Tuesday, October 25, 2011


I was reading my new Ceramics Monthly magazine last night. They have a "yearbook" this year as part of the annual buyers guide. Usually this yearly supplement is just a bunch of ads for new tools, some reviews of materials, tools, etc and some information on technical ceramics. Occasionally some of the technical stuff is useful; I read about the changing formula for G-200 feldspar and why it has changed and that's kind of interesting.

But the yearbook stuff, well, it actually annoyed me. Ok, it is possible that the simultaneous argument between my husband and my daughter regarding the finishing of her dinner vis-a-vis watching more Caillou (Caillou=the current most annoying kid's television show) had something to do with my frustration. Anyway, the yearbook included an article about the "ceramic artist of the year," remembrances, collections and shows, like SOFA. The bit that got under my skin was the page spread on "Transitions." This is a page of 20 apparently important people who are now teaching somewhere else or running a different ceramics program. I was annoyed because I only recognized 2 names and I couldn't figure out why I was reading small bios of these people as opposed to any other people. The US ceramics world isn't so small that these 20 people changing positions matter to everyone, is it?

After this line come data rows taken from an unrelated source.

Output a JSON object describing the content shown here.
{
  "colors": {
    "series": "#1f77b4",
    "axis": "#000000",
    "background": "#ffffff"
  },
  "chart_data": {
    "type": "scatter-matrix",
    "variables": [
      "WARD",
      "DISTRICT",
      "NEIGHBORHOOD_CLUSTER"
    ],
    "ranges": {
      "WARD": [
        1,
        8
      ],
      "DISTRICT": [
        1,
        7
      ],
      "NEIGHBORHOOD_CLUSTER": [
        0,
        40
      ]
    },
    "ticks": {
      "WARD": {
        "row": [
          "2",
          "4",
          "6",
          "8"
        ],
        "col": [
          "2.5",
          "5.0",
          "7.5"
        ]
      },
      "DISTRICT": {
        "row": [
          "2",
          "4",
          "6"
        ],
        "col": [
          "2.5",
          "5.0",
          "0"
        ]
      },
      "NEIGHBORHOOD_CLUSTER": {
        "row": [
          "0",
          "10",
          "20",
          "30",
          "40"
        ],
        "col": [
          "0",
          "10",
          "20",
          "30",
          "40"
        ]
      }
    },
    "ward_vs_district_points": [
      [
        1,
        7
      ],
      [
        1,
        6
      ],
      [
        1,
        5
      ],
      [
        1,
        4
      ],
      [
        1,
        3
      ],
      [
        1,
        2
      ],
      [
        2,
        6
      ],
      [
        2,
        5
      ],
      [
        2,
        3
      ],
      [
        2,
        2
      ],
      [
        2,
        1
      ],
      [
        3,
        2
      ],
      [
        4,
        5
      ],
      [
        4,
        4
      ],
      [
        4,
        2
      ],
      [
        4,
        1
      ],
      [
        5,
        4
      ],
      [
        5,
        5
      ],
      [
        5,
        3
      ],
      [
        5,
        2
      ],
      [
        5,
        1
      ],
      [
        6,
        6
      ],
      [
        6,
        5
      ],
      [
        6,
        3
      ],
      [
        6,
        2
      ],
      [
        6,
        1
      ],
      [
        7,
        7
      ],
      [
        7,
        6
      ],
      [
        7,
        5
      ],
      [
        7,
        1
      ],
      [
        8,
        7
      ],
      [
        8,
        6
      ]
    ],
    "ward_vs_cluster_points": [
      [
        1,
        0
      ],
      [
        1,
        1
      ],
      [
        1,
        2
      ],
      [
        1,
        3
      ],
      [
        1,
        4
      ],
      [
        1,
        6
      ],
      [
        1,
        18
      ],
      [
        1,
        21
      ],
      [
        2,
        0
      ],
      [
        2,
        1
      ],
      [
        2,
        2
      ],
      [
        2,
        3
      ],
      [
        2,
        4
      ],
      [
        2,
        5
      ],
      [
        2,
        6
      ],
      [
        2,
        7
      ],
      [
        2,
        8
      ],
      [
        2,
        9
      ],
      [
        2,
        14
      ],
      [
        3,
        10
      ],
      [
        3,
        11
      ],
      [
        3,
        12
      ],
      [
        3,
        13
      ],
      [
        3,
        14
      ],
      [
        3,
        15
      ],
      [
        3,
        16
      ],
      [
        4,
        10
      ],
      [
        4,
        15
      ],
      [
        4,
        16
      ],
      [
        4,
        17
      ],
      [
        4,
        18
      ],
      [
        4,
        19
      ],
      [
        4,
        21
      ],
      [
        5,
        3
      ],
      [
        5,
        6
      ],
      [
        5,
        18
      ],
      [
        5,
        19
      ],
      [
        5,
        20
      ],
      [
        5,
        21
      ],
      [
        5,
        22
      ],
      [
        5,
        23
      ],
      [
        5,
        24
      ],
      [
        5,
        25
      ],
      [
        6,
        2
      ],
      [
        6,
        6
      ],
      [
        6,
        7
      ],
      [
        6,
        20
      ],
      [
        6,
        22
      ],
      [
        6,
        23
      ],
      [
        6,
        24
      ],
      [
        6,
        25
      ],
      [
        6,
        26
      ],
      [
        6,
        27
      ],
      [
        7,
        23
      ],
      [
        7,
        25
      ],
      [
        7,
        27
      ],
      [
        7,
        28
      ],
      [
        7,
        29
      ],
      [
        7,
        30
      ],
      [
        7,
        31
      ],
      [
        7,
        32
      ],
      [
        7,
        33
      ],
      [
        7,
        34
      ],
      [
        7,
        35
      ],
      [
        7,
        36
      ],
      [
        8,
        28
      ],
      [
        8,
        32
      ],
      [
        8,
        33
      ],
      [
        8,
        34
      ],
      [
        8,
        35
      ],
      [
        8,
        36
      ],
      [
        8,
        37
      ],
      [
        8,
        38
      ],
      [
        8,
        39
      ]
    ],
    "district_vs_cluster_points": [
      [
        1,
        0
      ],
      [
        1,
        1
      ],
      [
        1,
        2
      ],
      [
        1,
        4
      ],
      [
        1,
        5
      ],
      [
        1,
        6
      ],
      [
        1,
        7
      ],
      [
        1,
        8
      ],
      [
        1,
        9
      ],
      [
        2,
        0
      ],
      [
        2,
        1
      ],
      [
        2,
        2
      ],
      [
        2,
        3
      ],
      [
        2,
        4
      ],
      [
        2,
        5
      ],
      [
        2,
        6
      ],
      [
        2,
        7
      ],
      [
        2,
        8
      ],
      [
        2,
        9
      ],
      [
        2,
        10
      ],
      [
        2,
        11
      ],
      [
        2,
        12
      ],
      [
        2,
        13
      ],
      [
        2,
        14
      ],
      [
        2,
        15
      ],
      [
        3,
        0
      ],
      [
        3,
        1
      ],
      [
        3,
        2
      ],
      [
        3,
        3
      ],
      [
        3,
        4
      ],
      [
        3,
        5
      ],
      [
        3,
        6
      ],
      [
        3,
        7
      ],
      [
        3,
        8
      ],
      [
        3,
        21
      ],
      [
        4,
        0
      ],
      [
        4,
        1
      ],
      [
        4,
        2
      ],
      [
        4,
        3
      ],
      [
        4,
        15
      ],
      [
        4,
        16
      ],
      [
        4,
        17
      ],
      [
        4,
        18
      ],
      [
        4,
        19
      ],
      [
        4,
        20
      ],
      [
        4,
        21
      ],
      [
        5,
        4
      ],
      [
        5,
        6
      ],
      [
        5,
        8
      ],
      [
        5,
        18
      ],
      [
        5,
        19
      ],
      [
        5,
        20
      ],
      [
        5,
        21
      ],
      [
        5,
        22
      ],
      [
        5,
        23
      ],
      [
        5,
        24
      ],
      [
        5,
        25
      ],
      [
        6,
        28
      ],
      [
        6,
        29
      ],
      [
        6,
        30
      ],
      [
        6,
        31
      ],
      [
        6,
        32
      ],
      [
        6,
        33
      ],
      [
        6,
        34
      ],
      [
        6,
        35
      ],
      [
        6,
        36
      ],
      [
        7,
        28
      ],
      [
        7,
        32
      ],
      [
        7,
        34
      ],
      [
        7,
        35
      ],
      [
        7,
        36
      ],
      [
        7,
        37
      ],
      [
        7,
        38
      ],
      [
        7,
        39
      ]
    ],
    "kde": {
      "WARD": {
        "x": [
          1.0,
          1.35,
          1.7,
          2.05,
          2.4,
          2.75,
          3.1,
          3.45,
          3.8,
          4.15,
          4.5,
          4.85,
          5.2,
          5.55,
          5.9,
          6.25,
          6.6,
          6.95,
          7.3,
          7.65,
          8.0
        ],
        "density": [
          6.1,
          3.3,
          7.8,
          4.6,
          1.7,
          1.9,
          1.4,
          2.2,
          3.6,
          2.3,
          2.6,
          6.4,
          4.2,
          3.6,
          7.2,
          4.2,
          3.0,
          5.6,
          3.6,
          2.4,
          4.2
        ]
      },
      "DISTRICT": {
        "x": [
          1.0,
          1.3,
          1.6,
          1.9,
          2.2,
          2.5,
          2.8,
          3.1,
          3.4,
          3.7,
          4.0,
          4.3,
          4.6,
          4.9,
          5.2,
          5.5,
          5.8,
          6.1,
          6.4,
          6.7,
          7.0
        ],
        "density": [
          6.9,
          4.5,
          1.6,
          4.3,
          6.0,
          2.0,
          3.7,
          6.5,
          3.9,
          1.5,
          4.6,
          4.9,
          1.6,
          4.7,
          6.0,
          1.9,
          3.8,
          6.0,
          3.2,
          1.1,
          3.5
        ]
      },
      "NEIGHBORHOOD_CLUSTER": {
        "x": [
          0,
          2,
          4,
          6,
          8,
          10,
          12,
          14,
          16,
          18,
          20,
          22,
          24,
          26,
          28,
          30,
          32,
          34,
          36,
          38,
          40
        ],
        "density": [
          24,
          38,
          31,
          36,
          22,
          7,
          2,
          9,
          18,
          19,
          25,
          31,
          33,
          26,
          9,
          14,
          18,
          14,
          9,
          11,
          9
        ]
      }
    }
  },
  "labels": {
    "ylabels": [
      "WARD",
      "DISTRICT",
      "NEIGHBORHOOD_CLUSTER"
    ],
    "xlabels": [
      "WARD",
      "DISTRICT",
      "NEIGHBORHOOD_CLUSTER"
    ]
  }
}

But the question of why these 20 people warrant a page in CM's yearbook, mirrors some things I have been contemplating lately about identity: defining one's identity (in the real world as well as the art world) and cultivating one's identity.

I mentioned, before, my various roles: mom, teacher, artist; but I also have been thinking about what is important to me within, between and through those roles. I am not, for example, a teacher. Though I teach, teaching is not the full definition of me.  But in considering "identity" I am not interested in defining my identity or listing the pieces that make it up. What I have been thinking about lately is how to maintain and develop those pieces of my identity that are most important (or that otherwise balanced might begin to turn it into something else).

Why is it important to maintain the various roles I see myself in and how much effort and time and thought do I put into maintaining these various identities? I periodically find that reading about achievements of other artists of a similar age (or in a similar position to mine) make me question why I am here and they are there. But I need to remind myself to ask "Why have I cultivated this life which is different from the one they are pursuing?"

Not surprisingly, I enjoy aspects of all my chosen roles. (Of course each one also has downsides and must-do's that are essential but not so much fun.) If it were possible, I would wish to spend more time on aspects of each of these roles. If I could, I would spend more time playing with my kid (obviously), I would spend more time in my studio (ditto), and I would also spend more time developing and prepping classes (true, if less obvious sometimes).

Of course, obviously I don't have more time. And even if I got a bonus lotto win of 50 more hours in a week (BTW wouldn't that be a great lottery? Do you think you'd have to "pay to play"? Would you give an hour for the chance to win 50?), I wouldn't be able to do all the things for all the extra time I wished.

But back to the real world (and days that include sleeping and weeks that have 7 days in them), we juggle, eh? We fit in as much of all the good bits and as few of all the bad bits and also eat and sleep and drive to things and do laundry. All of the juggling and squeezing and maneuvering (I like spelling that word) are meant to balance us out and do all the things that make us into who we are.

I see myself as an artist, even if I do spent most of my waking hours teaching and parenting. I value spending time making art and I value the time spent thinking about art. Writing this blog regularly has felt like a tiny thread keeping me attached to my role as an artist (and occasionally also to my role as a mom or a teacher). Each time I write, I put in a stitch connecting the fabric of my teacher-mom life to the fabric of my summer-studio life. And, of course, when the mom fabric bleeds into the artist fabric and the  teacher dye bleeds onto the artist cloth and I write about it, the whole thing becomes, I guess, a sleeping bag. Or maybe a Snuggie.

I teach about what I already know and I make work based on work I've made and work I've seen, but there is a gap in my knowledge and my experience. Everytime I pick up and read a book about art criticism, art theory, art history, I feel like I'm filling in this gap (or, to maintain the metaphor, darning a hole.)

I intentionally developed this life I live. I've made decisions that build on each other and have brought me to where I am. I sometimes wonder if I could be on that page of the Ceramics Monthly yearbook.  I sometimes follow a train of thought that brings me back a couple years (or further) and wonder what I did wrong that I am not there. But when that annoying Caillou is not playing in the background, I usually remember that I started making choices at least as far back as when I chose a college, that steered me towards where I am now. I didn't always have the end "goal" in sight, but almost every step along the way has been about doing things that make me happy and make me whole.

One of the reasons I am not on those pages is that the "whole" of me can't be defined so simply as to be a page in Ceramics Monthly (no offense to the folks on those pages who, I am sure, are interesting and complex people).